In 1998 Q Magazine solicited its readers for questions to ask Ringo Starr.

 

Michael Cooper of Delmar, New York, asked:

In 1974, you made a movie with Harry Nilsson called Son of Dracula directed by Freddie Francis. Any plans to release it on video?

 

Ringo's response doesn't exactly answer the question:

I produced it for Apple. We had this script, Drac takes the cure, marries the girl and goes off into the sunlight - and it was the only movie we wanted to make. I called Harry because he was a blonde bombshell and we had his teeth fixed, which his mother was always thankful for. We had a lot of fun, there's a lot of musicians in it - John Bonham, Keith Moon, Peter Frampton. We had the premiere in Atlanta, the first movie since Gone With the Wind to open there, and we had 12,000 kids screaming, we had bands ... but we left town the next day, and so did everyone else. In America, the movie only played in towns that had one cinema, because it it had two, no matter what was on down the road, they'd all go there! It's a bit of a shambles now - we went into a studio with Graham Chapman and re-voiced a lot of it, so it makes even less sense now.

 

Graham Chapman was the godfather of one of Harry Nilsson's children.[1]

 

The audio book edition of Graham Chapman's memoir A Liar's Autobiography: Volume VI was recorded in Harry Nilsson's studio.

 

A few months after Chapman's death, Harry Nilsson, along with film producer Martin Lewis, hosted a tribute to Graham Chapman at the St. James Club.

 

Graham Chapman (8 January 1941 – 4 October 1989) was a British actor, comedian and writer. He was one of the six members of the surreal comedy group Monty Python. He portrayed authority figures such as The Colonel and the lead role in two Python films, Monty Python and the Holy Grail (1975) and Life of Brian (1979). Chapman was born in Leicester and was raised in Melton Mowbray.
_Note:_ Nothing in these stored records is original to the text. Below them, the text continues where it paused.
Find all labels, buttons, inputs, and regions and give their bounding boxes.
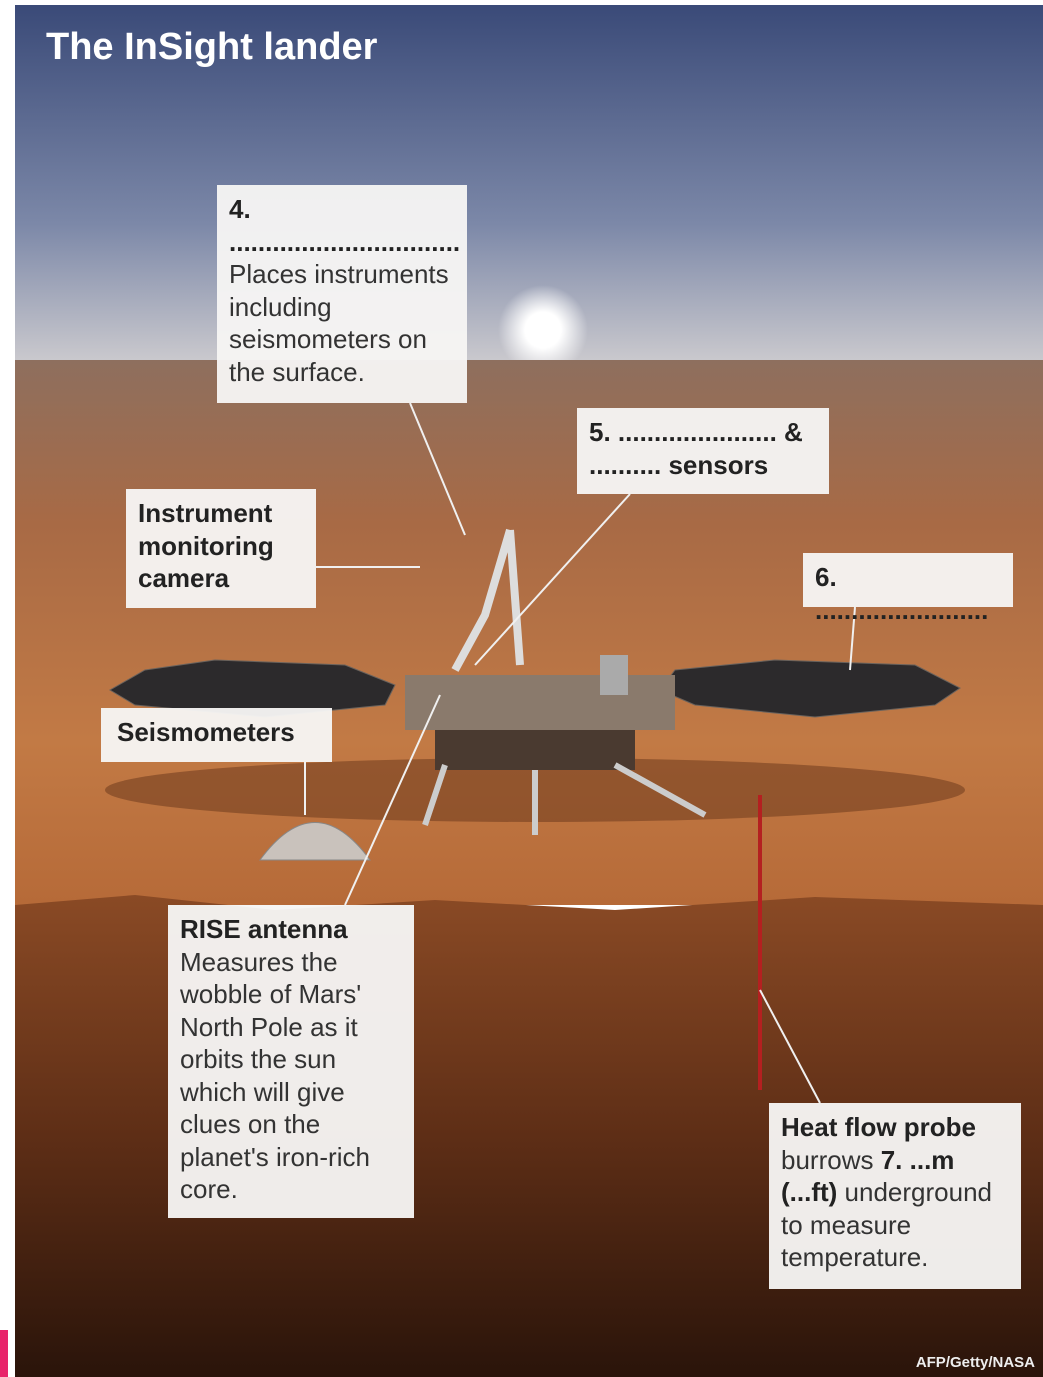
instrument	[600, 655, 628, 695]
callout: Heat flow probe burrows 7. ...m (...ft) …	[769, 1103, 1021, 1289]
callout-label: RISE antenna	[180, 914, 348, 944]
callout-text: burrows	[781, 1145, 873, 1175]
page: The InSight lander 4. ..................…	[0, 0, 1043, 1377]
edge-mark	[0, 1330, 8, 1377]
title: The InSight lander	[46, 26, 377, 69]
callout-label: Instrument monitoring camera	[138, 498, 274, 593]
callout: 4. ................................ Plac…	[217, 185, 467, 403]
callout-label: 6. ........................	[815, 562, 988, 625]
callout-text: Measures the wobble of Mars' North Pole …	[180, 947, 370, 1205]
callout-label: Heat flow probe	[781, 1112, 976, 1142]
callout: Instrument monitoring camera	[126, 489, 316, 608]
callout-label: 4. ................................	[229, 194, 460, 257]
surface	[15, 360, 1043, 905]
callout: 5. ...................... & .......... s…	[577, 408, 829, 494]
callout-label: Seismometers	[117, 717, 295, 747]
lander-body	[435, 730, 635, 770]
callout-label: 5. ...................... & .......... s…	[589, 417, 803, 480]
callout: Seismometers	[101, 708, 332, 762]
callout-text: Places instruments including seismometer…	[229, 259, 449, 387]
lander-body	[405, 675, 675, 730]
callout: RISE antenna Measures the wobble of Mars…	[168, 905, 414, 1218]
callout: 6. ........................	[803, 553, 1013, 607]
credit: AFP/Getty/NASA	[916, 1354, 1035, 1371]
He enjoyed science, acting, and comedy and after graduating from Emmanuel College, Cambridge and St Bartholomew's Hospital Medical College, he turned down a career as a doctor to be a comedian. Chapman eventually established a writing partnership with John Cleese, which reached its critical peak with Monty Python during the 1970s. He subsequently left Britain for Los Angeles, where he attempted to be a success on American television, speaking on the college circuit and producing the pirate film Yellowbeard (1983), before returning to Britain in the early 1980s. Chapman was openly homosexual and a supporter of gay rights and was in a long-term partnership with David Sherlock. He was an alcoholic during his time at Cambridge and the Python years; he quit drinking shortly before working on Life of Brian. He became an enthusiast and patron of the Dangerous Sports Club in his later years. In 1989, Chapman died of tonsil cancer which had spread to his spine. His life and legacy were commemorated at a memorial service at St Bartholomew's with the other five Pythons two months after his death.